- North Bloomfield School
- U.S. National Register of Historic Places
- Location: 7840 Martin Rd., North Bloomfield, New York
- Coordinates: 42°56′14″N 77°34′42″W﻿ / ﻿42.93734°N 77.57840°W
- Area: 0.2 acres (0.081 ha)
- Built: 1827
- Architect: House, Benjamin H.; Chambers, Burton & Bond
- Architectural style: Greek Revival, Italianate
- NRHP reference No.: 81000409
- Added to NRHP: May 28, 1981

= North Bloomfield School =

North Bloomfield School is a historic school located at North Bloomfield in Livingston County, New York. It is a two-story, painted common brick structure set on a coursed-rubble foundation and stone watertable.
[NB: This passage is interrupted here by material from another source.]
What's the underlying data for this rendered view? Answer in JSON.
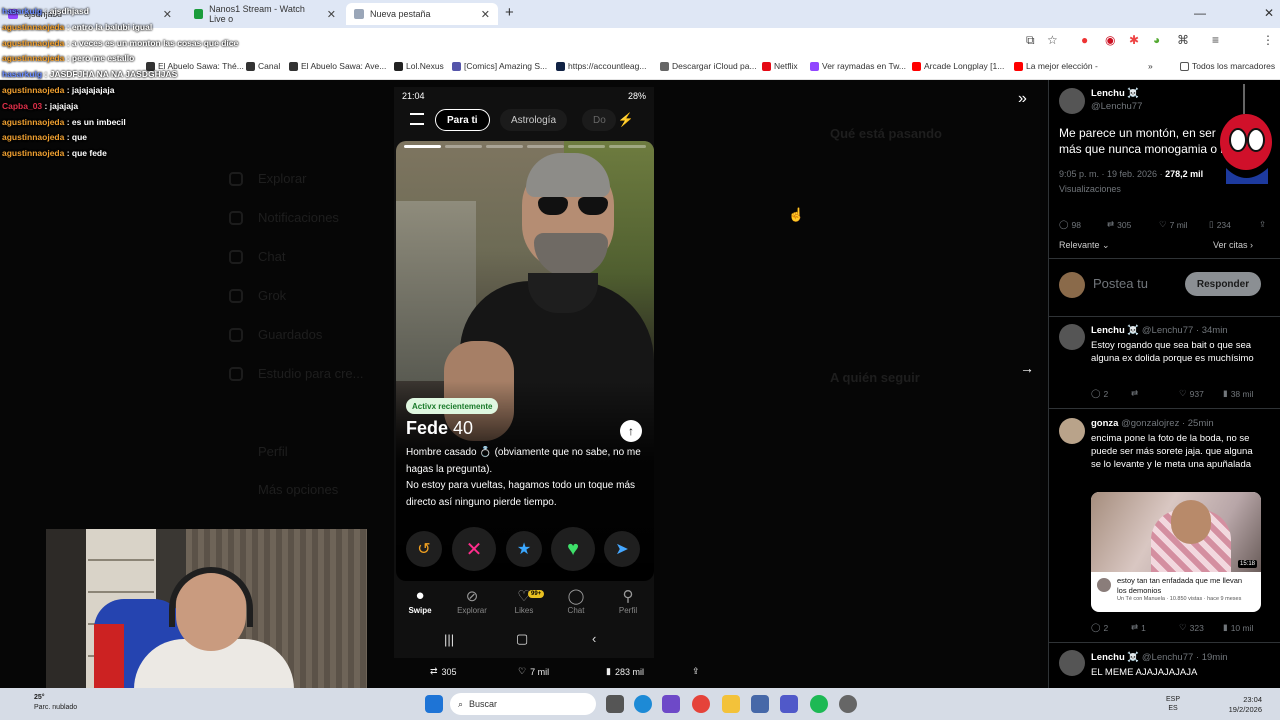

It was originally planned and constructed by the First Universalist Society of Lima between 1827 and 1829. The building was to be a "meeting house" for services held by the newly formed church. From 1842 the building was rented for elementary-grade classes while continuing to be used for services at other times. In the mid-19th century, the second-floor stage and Italianate cupola were added. Joint use of the building continued until 1872, when the church built a separate building. The school closed in 1951, and the building has since been remodeled into two apartments.

It was listed on the National Register of Historic Places in 1981.